Inflation has a funny (not “haha” funny) way of changing consumer and market behavior. We are presently seeing these changes play out in the economy and stock and bond markets. Time for the rocket photo again, which equates rapidly increasing prices with a rocket launch.*

In conversations with clients and friends in every segment – younger newly-employed, mid-career folks, parents, single people, workers at the tops of careers, those not in the workplace, heads of families and (mostly) comfortably retired folks – every one of these groups reports noticing inflation in their daily lives. This fact is unlike any time in my 35+ year professional life…and then some.

Photo by Jared Haworth, http://www.wehadtoday.com/jared

In the meantime, stock markets are still near all-time highs with the first signs in over a decade of meaningful, prolonged pullback (precisely how prolonged and how much of a pullback is unpredictable). Inflation has been mentioned by all kinds of experts and researchers as one of the primary culprits of the declines.

In a more specific instance PayPal, a global leader in online payments since around 2003, has suffered a staggering over 50% decline from its 2021 stock price highs with several factors to blame, one being that inflation has caused less online shopping and therefore less use of fee-based PayPal.

Inflation, and one of the primary ways a financial system can fight inflation – namely, a central bank raising interest rates – has decreased the risk-reward of owning (already over-priced) technology growth stocks leading to recent marked declines in the tech sector and beyond.

Not to mention the decimation of the middle-class home balance sheet! Wealthier households are noticing cost increases and supply changes as well. Think about feeding a family of 4 (or more!) with the nearly doubling in the price of beef. Today a friend reported her daughter cannot find chicken at the grocery store – or even Costco! It seems consumers are switching away from beef toward cheaper priced meats and meals.
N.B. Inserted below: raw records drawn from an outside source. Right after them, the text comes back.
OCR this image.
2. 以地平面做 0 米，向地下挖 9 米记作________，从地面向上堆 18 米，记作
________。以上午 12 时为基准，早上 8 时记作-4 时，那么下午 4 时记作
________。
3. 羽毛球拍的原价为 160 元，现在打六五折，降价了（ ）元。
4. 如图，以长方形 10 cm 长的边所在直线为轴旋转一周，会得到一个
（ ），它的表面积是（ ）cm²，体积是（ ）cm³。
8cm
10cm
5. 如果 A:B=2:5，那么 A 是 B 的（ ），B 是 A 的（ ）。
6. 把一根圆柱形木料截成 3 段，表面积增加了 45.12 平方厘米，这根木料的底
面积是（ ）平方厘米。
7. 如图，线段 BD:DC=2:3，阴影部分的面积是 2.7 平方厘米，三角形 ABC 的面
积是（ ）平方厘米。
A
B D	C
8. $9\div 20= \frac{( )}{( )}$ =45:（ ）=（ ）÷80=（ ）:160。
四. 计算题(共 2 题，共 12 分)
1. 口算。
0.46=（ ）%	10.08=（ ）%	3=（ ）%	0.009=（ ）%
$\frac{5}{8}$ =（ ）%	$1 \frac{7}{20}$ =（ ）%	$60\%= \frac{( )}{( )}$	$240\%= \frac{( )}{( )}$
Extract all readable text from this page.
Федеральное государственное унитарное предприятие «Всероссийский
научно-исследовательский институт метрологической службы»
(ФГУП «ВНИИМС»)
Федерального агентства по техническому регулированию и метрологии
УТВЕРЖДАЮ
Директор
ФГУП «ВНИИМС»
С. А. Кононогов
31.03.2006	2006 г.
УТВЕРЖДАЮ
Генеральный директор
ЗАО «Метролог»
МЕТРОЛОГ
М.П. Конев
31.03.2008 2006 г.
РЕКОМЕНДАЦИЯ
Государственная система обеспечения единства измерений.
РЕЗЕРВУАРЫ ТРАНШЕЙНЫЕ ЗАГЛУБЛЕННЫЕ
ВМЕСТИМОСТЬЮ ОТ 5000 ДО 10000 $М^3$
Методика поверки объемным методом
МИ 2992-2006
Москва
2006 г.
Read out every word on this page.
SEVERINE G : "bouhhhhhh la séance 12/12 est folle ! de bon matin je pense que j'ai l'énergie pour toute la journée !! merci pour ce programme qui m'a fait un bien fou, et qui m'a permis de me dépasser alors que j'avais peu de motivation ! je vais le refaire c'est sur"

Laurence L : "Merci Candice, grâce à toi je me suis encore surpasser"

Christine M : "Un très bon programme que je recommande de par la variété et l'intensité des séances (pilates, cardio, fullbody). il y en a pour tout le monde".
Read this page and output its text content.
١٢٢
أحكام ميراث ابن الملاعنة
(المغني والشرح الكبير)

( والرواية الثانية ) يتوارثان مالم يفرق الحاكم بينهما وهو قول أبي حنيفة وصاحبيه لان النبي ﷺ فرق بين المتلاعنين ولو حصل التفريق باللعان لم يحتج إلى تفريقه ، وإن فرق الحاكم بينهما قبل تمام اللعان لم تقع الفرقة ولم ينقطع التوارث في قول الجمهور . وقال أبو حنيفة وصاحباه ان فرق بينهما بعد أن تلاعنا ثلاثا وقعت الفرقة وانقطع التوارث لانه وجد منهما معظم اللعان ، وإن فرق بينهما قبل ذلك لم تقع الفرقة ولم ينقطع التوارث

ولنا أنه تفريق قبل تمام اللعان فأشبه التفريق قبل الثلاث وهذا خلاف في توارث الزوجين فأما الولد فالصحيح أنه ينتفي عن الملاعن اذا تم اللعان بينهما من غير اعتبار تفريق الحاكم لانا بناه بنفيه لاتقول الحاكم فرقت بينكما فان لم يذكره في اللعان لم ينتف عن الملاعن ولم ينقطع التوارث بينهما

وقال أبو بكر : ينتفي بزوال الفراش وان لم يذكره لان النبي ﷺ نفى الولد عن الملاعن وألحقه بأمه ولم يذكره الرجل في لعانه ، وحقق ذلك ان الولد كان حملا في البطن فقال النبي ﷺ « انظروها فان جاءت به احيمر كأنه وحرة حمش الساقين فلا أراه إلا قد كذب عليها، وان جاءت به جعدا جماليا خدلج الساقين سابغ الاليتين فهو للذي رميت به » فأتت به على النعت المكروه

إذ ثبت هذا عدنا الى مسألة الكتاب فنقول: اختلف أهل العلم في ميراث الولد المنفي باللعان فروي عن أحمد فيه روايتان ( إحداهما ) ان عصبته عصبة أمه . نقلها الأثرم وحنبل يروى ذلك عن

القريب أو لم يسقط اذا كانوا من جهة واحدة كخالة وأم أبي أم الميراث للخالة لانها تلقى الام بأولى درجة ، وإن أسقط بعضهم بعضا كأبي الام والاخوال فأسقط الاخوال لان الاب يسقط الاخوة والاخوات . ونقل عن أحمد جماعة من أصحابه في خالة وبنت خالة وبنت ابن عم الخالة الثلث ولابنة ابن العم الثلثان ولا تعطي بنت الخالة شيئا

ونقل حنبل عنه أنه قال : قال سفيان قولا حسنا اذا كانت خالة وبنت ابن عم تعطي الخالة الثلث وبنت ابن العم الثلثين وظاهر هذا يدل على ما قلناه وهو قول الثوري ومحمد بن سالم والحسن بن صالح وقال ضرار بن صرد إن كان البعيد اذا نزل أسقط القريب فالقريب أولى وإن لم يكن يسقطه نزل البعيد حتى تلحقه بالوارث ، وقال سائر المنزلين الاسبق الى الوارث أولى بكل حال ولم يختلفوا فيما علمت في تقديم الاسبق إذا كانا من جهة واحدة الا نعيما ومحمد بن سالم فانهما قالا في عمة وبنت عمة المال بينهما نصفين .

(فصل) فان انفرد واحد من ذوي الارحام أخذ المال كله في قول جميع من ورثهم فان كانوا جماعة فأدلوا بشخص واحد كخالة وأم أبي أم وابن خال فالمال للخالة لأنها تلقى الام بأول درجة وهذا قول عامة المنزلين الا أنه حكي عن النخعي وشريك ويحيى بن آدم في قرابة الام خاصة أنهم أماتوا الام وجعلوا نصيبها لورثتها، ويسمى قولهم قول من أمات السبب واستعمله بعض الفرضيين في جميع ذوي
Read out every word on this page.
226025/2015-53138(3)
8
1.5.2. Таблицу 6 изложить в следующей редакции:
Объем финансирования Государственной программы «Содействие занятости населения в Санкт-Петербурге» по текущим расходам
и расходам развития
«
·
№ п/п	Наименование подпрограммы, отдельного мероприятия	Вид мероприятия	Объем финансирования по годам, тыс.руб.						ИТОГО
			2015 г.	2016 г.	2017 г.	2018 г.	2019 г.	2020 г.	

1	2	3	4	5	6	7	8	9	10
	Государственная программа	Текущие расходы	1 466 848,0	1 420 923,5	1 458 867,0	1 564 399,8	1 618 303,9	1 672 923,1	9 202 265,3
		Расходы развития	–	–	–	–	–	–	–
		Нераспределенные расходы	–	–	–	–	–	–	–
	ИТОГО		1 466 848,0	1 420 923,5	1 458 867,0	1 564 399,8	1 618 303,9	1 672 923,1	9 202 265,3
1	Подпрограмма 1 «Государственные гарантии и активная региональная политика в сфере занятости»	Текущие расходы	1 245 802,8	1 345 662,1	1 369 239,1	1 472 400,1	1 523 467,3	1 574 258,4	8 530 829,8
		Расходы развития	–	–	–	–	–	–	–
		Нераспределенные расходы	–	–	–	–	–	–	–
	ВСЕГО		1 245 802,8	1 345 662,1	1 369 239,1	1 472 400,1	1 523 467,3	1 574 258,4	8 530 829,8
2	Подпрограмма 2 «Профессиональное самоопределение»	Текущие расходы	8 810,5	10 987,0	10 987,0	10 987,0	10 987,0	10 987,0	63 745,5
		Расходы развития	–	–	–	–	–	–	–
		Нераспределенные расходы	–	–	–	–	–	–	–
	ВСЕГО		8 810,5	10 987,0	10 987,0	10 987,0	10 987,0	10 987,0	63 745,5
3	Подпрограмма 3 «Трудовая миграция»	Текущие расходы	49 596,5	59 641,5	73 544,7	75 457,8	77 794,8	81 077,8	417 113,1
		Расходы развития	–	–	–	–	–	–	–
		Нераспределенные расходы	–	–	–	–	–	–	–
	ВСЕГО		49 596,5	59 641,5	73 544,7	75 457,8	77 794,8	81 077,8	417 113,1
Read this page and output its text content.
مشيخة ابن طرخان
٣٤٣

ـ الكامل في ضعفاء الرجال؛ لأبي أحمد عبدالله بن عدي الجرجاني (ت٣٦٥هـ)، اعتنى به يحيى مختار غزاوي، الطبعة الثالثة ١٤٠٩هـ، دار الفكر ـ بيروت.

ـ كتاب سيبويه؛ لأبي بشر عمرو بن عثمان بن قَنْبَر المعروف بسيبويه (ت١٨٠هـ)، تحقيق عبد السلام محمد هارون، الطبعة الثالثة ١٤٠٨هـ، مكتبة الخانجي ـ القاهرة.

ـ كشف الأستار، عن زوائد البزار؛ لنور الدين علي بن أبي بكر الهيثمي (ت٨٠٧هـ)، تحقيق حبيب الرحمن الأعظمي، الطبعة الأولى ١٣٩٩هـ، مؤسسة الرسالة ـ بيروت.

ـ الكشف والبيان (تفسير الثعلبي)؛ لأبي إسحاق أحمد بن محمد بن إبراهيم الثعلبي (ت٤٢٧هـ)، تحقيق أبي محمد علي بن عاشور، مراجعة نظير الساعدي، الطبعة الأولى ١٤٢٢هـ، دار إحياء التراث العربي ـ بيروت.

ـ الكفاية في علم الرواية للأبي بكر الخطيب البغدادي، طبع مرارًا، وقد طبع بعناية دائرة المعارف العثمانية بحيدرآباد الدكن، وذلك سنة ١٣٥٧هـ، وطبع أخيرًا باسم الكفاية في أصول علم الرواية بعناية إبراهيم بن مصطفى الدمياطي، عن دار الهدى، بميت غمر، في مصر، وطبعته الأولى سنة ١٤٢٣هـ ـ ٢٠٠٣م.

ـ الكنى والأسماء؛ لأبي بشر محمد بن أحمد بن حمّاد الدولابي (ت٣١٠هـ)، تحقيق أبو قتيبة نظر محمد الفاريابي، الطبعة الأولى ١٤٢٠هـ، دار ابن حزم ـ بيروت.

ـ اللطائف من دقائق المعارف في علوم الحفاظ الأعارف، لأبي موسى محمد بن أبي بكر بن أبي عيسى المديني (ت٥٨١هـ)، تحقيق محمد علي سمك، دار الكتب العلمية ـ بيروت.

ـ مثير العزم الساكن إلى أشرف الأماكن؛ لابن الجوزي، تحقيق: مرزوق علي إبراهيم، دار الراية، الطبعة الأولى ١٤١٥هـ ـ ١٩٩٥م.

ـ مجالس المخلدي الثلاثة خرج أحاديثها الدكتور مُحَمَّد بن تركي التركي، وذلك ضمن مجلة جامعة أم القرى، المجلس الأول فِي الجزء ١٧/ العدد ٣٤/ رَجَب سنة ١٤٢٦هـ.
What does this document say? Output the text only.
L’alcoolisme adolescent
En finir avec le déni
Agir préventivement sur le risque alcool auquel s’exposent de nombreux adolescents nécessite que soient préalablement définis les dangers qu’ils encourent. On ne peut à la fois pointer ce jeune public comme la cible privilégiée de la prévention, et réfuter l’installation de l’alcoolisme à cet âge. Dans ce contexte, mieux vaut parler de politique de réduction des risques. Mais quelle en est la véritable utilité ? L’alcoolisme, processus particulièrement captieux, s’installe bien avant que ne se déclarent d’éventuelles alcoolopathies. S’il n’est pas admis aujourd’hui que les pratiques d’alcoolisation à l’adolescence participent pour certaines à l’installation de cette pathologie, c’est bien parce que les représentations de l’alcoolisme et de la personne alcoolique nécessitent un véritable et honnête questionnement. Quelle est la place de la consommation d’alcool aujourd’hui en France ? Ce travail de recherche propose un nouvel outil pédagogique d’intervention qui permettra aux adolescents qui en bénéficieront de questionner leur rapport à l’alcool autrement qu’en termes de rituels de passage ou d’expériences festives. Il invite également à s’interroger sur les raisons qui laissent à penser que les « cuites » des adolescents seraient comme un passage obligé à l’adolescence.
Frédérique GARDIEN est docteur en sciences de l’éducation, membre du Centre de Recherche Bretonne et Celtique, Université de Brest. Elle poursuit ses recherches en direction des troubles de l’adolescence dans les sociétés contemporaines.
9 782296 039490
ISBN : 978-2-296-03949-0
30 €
Increases in worker wages has been one of the primary reasons for upward price spirals in food, restaurant tabs, fuel, and discretionary items. There is the opposite of a silver lining to increased basic wages, as all or more of a wage increase can be eaten up by increased consumer prices.

Time will tell where the current inflation situation takes consumers and markets. Life going back to “normal” or new normal after a pandemic will be a factor as well. Cash and savings are key. The fact remains, inflation is no joke.